Jordan Peele’s “NOPE” (a sci-fi horror film, loaded with surprises and suspense) was one of the most anticipated movies of the summer, and I can honestly say, it lived up to the hype. “NOPE” is Peele’s 3rd feature film, and he most definitely took his time with this movie. When it came down to conveying his ideas and points, as well as taking bits and pieces from “US” and “Get Out,” Peele didn’t disappoint.

The beginning of the movie goes as follows: A movie horse trainer named OJ and his father (Otis Haywood) hear a weird sound in the sky one day. A sound that subsequently [SPOILER ALERT] leads to his father’s death. Six months pass, and OJ and his sister (Emerald Haywood, ‘EM’) find themselves struggling to keep the ranch alive after their father’s death. One night, one of the horses escapes its enclosure, and OJ sees something weird in the sky. OJ told his sister about it, and they both made it their mission to capture the flying object on film. However, they may have been unprepared for what they were about to come across.

 This film mainly consists of three main characters who were portrayed amazingly by their actors: Daniel Kaluuya, who played O.J., a silent man turned leader after his father’s death, Emerald Haywood, the film’s heart and main comedic relief, played by Keke Palmer, and Brandon Perea, who played Angel Torres. 

Oj and his sister set out to photograph the flying object, not only for their own safety but also in the hope that the image of the creature would help them become famous. (The two siblings later called this “the money shot”).
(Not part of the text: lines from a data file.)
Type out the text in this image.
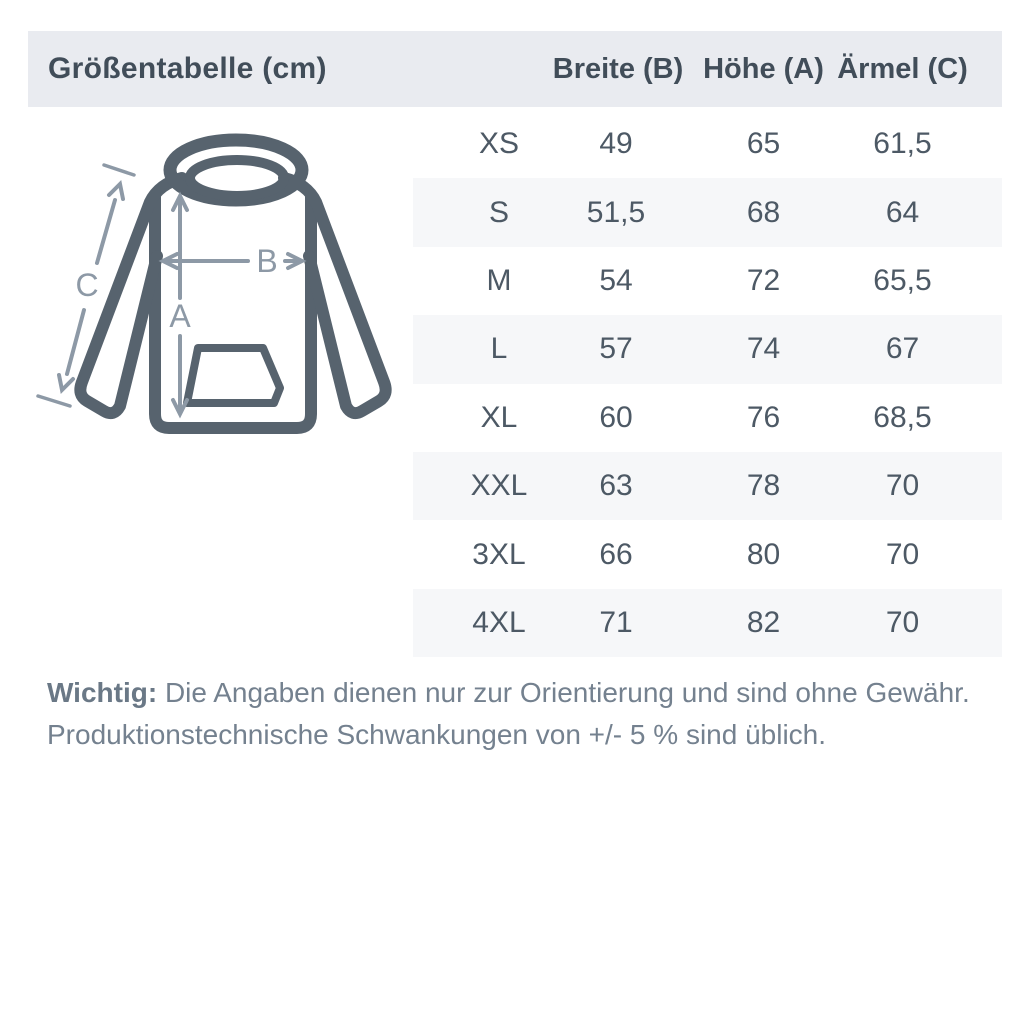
Größentabelle (cm)	Breite (B) Höhe (A) Ärmel (C)
A
B
C
XS	49	65	61,5
S	51,5	68	64
M	54	72	65,5
L	57	74	67
XL	60	76	68,5
XXL	63	78	70
3XL	66	80	70
4XL	71	82	70
Wichtig: Die Angaben dienen nur zur Orientierung und sind ohne Gewähr.
Produktionstechnische Schwankungen von +/- 5 % sind üblich.
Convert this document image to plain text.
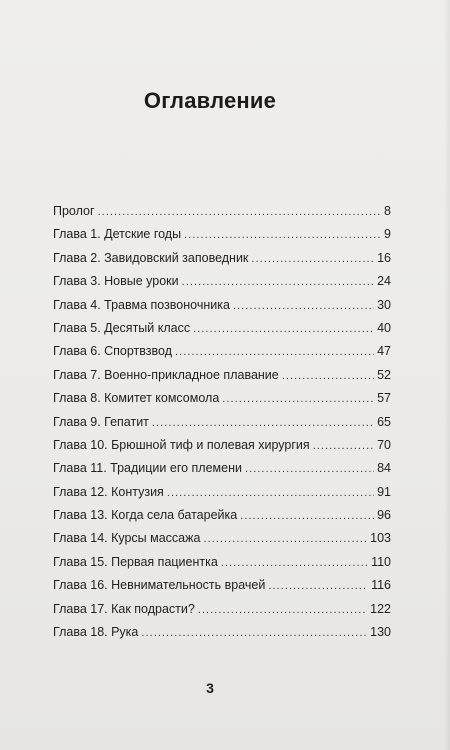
Оглавление
Пролог . . .	8
Глава 1. Детские годы . . .	9
Глава 2. Завидовский заповедник . . .	16
Глава 3. Новые уроки . . .	24
Глава 4. Травма позвоночника . . .	30
Глава 5. Десятый класс . . .	40
Глава 6. Спортвзвод . . .	47
Глава 7. Военно-прикладное плавание . . .	52
Глава 8. Комитет комсомола . . .	57
Глава 9. Гепатит . . .	65
Глава 10. Брюшной тиф и полевая хирургия . . .	70
Глава 11. Традиции его племени . . .	84
Глава 12. Контузия . . .	91
Глава 13. Когда села батарейка . . .	96
Глава 14. Курсы массажа . . .	103
Глава 15. Первая пациентка . . .	110
Глава 16. Невнимательность врачей . . .	116
Глава 17. Как подрасти? . . .	122
Глава 18. Рука . . .	130
3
In trying to achieve their money shot, [SPOILER ALERT] showed no concern for the creature and did everything in their power to capture it. They even went as far as harming the creature. This all leads up to Peele’s main point within the movie, that we as people treat things that don’t qualify as human disingenuously. “I love animals, but they’re a real reminder of the existential nightmare of ‘what does it mean to be human?’” said Fox interviewer Kevin McCarthy, “And they’re a reminder of how we treat anything that doesn’t qualify as human.”

 From the deer in the film “Get Out” to the rabbits in the film “US,” it’s safe to say that Peele loves incorporating animals into his movies to convey a message or to move the plot. In “Nope,” there were a variety of animals used in this movie. One that really stood out to me was the use of a chimpanzee. [SPOILER ALERT] There were numerous flashbacks to a sitcom called “Gordy’s Home. Within these flashbacks, you can see Gordy (a trained chimpanzee) getting exploited time after time until he “pops” into a blood-lust rage.

 Peele did a great job of conveying his ideas and points in some of the most original ways. He did such a great job that he’s leaving fans wondering about his next steps. As for his future in filmmaking, “I’ve got more.”Said Peele. “ I’m not just gonna have one more film, I’ve got more.